Strengthening Geriatric Nursing Education Edited by T.T. Fulmer and M. Matzo, 1995, New York, NY: Springer Publishing, $33.95
Strengthening Geriatric Nursing Education is from the Springer Series on Geriatric Nursing. The information presented is derived from the 1994 conference, "Caring for Older Americans: The Critical Role of Nursing Education" sponsored by Columbia University School of Nursing with the Merck Company Foundation.
The book is divided into two parts. Part I is an overview of geriatric nursing education and includes seven chapters. The unit begins with a chapter on the state of geriatric nursing education. The writers identify three pressing needs. These needs are: a) better data regarding how much nursing programs are doing in caring for older adults, b) a clearer and more accurate vision of elders, their needs, and how caring for elders impacts the lives of others, and c) identifying curriculum revisions necessary to prepare students to provide quality care to frail elders. A well-prepared geriatric nursing faculty is seen as the only way to meet the above goals.

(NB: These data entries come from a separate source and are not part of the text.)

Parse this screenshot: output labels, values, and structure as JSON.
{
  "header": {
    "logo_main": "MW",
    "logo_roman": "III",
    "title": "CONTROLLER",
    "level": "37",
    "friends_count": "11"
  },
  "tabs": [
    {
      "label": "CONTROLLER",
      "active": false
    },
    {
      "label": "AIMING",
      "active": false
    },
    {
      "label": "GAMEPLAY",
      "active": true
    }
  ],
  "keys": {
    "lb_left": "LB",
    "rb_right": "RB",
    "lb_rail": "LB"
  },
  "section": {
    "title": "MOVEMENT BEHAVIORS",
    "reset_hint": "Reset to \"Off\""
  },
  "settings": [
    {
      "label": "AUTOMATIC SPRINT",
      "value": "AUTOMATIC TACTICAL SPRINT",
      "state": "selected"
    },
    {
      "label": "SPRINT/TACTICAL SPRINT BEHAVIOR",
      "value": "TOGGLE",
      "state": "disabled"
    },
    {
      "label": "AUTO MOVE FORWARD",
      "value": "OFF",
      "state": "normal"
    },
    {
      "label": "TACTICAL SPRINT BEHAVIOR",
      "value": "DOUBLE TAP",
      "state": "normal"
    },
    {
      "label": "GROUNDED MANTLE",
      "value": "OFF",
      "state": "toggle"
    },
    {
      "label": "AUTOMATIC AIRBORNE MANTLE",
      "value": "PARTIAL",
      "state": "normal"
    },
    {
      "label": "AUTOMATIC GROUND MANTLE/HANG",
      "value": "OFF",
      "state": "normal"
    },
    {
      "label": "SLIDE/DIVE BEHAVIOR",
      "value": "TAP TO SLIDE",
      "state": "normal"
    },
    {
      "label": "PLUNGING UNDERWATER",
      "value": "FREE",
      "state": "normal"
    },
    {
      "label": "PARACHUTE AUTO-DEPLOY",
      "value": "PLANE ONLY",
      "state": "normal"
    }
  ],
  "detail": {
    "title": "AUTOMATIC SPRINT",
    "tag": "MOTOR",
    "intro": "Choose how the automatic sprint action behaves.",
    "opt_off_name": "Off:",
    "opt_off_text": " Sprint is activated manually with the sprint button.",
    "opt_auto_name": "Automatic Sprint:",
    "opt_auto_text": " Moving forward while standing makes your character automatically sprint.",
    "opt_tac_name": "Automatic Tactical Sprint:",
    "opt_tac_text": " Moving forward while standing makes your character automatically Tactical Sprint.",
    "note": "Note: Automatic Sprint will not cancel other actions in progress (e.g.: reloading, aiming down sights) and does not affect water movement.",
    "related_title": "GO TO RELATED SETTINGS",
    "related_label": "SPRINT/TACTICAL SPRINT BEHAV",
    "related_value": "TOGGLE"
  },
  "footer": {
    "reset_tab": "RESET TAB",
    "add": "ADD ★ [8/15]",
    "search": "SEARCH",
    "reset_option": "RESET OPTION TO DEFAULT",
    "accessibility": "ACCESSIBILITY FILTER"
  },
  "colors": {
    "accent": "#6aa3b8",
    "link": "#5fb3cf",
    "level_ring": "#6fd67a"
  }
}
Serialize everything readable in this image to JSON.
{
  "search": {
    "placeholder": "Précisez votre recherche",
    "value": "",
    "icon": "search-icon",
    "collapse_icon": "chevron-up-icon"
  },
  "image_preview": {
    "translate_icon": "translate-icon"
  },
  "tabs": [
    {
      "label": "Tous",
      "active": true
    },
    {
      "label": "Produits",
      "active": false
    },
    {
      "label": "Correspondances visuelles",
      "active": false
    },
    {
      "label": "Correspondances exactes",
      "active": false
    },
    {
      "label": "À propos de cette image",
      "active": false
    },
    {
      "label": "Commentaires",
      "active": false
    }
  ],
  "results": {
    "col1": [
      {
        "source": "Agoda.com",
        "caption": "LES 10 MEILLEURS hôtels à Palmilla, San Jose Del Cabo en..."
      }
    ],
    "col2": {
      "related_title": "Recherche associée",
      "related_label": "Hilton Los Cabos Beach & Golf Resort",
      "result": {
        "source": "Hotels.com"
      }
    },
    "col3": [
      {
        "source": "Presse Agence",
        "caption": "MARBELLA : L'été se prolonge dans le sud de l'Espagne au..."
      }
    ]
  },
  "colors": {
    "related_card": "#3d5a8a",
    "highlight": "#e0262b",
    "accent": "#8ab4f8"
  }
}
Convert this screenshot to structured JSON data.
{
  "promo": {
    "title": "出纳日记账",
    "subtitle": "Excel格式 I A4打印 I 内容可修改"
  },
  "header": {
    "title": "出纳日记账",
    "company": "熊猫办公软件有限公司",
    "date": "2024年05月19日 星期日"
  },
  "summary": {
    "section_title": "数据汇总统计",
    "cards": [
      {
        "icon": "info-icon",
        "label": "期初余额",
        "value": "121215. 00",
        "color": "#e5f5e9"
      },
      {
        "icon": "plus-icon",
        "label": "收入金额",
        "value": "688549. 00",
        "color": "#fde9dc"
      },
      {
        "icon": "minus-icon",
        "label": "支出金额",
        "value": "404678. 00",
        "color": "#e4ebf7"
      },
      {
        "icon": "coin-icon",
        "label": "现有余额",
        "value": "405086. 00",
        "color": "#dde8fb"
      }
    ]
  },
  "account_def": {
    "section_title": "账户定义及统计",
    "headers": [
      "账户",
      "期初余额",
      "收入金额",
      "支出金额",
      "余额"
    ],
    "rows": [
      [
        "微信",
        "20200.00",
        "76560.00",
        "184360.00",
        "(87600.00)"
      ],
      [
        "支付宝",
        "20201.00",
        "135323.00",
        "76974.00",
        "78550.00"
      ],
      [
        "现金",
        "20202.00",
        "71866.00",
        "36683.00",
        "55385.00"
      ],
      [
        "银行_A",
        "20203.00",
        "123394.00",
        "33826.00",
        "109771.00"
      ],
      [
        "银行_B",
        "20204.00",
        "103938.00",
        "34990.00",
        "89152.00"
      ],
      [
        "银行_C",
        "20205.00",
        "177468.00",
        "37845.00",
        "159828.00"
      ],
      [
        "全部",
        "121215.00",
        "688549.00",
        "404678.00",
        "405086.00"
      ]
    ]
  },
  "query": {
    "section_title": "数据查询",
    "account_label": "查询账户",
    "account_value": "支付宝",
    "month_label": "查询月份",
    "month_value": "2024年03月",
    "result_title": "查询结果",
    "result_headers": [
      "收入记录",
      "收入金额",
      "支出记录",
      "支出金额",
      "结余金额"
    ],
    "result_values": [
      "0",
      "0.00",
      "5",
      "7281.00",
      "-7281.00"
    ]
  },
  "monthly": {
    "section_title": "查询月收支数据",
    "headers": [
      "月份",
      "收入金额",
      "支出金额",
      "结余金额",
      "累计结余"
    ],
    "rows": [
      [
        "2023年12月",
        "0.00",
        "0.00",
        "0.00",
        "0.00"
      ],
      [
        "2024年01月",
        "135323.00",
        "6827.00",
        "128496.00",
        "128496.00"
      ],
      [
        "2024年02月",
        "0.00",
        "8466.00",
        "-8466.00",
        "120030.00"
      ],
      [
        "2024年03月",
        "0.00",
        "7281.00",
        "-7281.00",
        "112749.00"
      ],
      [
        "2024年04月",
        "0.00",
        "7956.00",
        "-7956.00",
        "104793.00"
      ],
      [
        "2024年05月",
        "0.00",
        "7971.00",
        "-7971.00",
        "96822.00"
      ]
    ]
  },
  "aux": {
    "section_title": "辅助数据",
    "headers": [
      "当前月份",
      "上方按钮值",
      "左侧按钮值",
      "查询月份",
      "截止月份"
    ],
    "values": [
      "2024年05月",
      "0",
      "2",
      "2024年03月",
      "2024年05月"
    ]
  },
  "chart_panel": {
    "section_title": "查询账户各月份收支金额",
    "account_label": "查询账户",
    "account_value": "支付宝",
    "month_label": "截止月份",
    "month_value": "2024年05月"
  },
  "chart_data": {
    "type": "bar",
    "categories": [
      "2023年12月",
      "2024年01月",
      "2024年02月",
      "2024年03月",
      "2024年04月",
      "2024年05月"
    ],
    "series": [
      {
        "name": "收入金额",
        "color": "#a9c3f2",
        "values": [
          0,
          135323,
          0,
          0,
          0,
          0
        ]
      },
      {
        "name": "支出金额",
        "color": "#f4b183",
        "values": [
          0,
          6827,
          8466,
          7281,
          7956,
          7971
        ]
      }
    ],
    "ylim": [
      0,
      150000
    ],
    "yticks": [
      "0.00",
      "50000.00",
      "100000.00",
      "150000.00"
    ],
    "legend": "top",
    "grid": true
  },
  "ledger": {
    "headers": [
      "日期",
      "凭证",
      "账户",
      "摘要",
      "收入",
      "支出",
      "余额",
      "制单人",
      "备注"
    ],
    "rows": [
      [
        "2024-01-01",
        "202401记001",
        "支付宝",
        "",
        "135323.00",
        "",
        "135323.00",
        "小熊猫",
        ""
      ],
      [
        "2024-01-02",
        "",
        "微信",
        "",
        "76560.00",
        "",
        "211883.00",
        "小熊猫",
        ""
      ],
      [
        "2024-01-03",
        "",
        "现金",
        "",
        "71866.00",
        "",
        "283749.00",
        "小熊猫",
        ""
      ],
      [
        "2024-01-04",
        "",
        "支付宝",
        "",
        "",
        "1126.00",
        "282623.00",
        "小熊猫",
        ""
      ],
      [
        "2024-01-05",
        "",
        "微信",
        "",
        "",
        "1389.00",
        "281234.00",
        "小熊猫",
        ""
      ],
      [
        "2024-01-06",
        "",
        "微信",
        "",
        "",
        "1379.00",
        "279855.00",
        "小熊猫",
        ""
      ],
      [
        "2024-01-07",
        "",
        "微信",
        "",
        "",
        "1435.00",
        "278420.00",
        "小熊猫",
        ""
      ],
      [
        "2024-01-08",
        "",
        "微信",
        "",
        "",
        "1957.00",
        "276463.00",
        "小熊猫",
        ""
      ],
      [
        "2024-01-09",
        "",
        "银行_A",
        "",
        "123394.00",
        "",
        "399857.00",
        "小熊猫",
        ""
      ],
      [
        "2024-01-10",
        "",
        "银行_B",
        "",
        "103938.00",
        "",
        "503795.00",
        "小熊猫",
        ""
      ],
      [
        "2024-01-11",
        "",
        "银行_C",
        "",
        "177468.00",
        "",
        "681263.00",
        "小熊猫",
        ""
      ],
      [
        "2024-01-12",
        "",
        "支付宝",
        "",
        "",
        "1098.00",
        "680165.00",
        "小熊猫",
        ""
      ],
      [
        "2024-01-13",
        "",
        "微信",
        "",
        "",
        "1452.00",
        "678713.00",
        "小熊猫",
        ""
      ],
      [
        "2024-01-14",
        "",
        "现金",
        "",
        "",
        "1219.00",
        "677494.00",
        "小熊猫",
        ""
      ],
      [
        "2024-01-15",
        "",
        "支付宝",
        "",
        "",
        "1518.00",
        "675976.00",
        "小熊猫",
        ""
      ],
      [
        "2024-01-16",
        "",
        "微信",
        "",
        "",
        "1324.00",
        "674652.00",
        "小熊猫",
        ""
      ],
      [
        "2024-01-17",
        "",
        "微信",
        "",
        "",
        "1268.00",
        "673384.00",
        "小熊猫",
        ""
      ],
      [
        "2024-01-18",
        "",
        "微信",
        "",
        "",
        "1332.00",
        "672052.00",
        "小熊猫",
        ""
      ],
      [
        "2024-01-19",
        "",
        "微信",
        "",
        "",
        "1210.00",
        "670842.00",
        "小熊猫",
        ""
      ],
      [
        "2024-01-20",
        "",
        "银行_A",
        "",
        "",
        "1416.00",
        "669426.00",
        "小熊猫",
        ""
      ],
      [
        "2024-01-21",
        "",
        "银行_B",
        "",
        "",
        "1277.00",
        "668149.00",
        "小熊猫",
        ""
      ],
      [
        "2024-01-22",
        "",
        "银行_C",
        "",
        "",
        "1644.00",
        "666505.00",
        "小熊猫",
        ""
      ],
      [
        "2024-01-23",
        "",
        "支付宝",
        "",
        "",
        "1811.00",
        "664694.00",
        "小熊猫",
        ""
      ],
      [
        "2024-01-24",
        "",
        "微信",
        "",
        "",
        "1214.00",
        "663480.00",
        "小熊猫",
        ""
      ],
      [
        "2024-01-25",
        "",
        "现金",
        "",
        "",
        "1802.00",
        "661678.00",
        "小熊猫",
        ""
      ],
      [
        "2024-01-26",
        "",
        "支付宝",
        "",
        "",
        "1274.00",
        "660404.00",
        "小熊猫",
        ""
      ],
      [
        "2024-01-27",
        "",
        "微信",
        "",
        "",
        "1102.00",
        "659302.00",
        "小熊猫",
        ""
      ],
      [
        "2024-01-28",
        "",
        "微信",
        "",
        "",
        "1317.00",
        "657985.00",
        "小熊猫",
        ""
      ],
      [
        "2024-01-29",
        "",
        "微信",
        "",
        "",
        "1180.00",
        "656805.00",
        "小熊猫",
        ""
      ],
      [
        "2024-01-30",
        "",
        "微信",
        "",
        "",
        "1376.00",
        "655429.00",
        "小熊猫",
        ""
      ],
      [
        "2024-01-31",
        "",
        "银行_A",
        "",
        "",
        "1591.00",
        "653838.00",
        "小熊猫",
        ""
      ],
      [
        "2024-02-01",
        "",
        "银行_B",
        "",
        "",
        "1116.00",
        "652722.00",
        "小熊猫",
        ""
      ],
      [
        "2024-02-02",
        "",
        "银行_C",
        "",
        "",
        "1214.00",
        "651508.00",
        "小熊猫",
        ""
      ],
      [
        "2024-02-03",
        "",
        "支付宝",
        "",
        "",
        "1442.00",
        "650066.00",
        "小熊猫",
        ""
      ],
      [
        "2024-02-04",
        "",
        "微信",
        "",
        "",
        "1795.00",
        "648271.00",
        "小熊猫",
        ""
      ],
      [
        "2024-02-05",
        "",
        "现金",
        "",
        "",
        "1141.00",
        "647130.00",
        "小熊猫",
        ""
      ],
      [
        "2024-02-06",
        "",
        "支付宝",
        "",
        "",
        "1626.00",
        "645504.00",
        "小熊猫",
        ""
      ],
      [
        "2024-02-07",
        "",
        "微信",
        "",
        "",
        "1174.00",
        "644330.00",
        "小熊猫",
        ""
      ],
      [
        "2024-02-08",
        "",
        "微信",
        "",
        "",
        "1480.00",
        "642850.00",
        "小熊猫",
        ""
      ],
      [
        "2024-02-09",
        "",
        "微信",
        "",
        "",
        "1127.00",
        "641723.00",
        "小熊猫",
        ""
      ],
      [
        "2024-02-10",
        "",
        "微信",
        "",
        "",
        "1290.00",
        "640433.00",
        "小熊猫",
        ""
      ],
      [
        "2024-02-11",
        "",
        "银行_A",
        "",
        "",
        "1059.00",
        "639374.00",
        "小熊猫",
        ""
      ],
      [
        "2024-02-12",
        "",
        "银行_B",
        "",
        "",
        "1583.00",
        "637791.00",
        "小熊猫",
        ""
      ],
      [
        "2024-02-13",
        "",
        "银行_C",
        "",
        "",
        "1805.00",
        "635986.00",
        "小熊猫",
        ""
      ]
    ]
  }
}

Chapter 2 discusses the many barriers in nursing education regarding geriatrics. Some of the major barriers are: a) perception by faculty of no room for new content in an already full curriculum, b) ageist attitudes, c) lack of geriatric clinical sites, d) lack of prepared faculty to teach the content, e) lack of an NLN mandate for geriatric inclusion in curricula, f ) medical model underpinnings in nursing curriculum, and g) lack of testing of geriatric content on the NCLEX-RN exam.
In Chapter 3, incorporating geriatrics into the licensure and accreditation process is discussed. Chapter 4 examines many issues and concerns about expanding the clinical opportunities in geriatrics for undergraduate and graduate nursing students. Some examples of ways to expand clinical opportunities are presented. Chapter 5 discusses student resistance in overcoming ageism. Arguments on whether geriatrics should be integrated into courses or should be a specific course in the nursing curriculum is discussed in Chapter 6. Chapter 7 presents some of the successful curriculum models such as the Robert Wood Johnson Teaching Nursing Home Project and WX. Kellogg Nursing Home Partnership Project.
Part II presents possible approaches to specific content areas in geriatrics. Content areas discussed are: a) physiologic changes in aging, b) psychiatric mental health content, c) elimination and skin problems, d) drugs and their side effects, e) cancer and pain management for elders, f) HIV and older adults, and f) bioethics and elderly. This section ends with an interesting chapter on "Vital Aging" from a speech given by Betty Friedan in 1994.
I found this book to be a very comprehensive and critical examination of the problems facing nursing geriatric education now and in the future. Many possible solutions are presented throughout the book. This book should be read by all nurse educators as nursing works to create a curricula to meet the needs of all Americans in the 21st century. Geriatric nursing has made much progress in the last 20 to 30 years, however, much more progress is needed. With the graying of America, how can we adequately prepare our future nurses if geriatrics does not become an integral part of nursing curricula?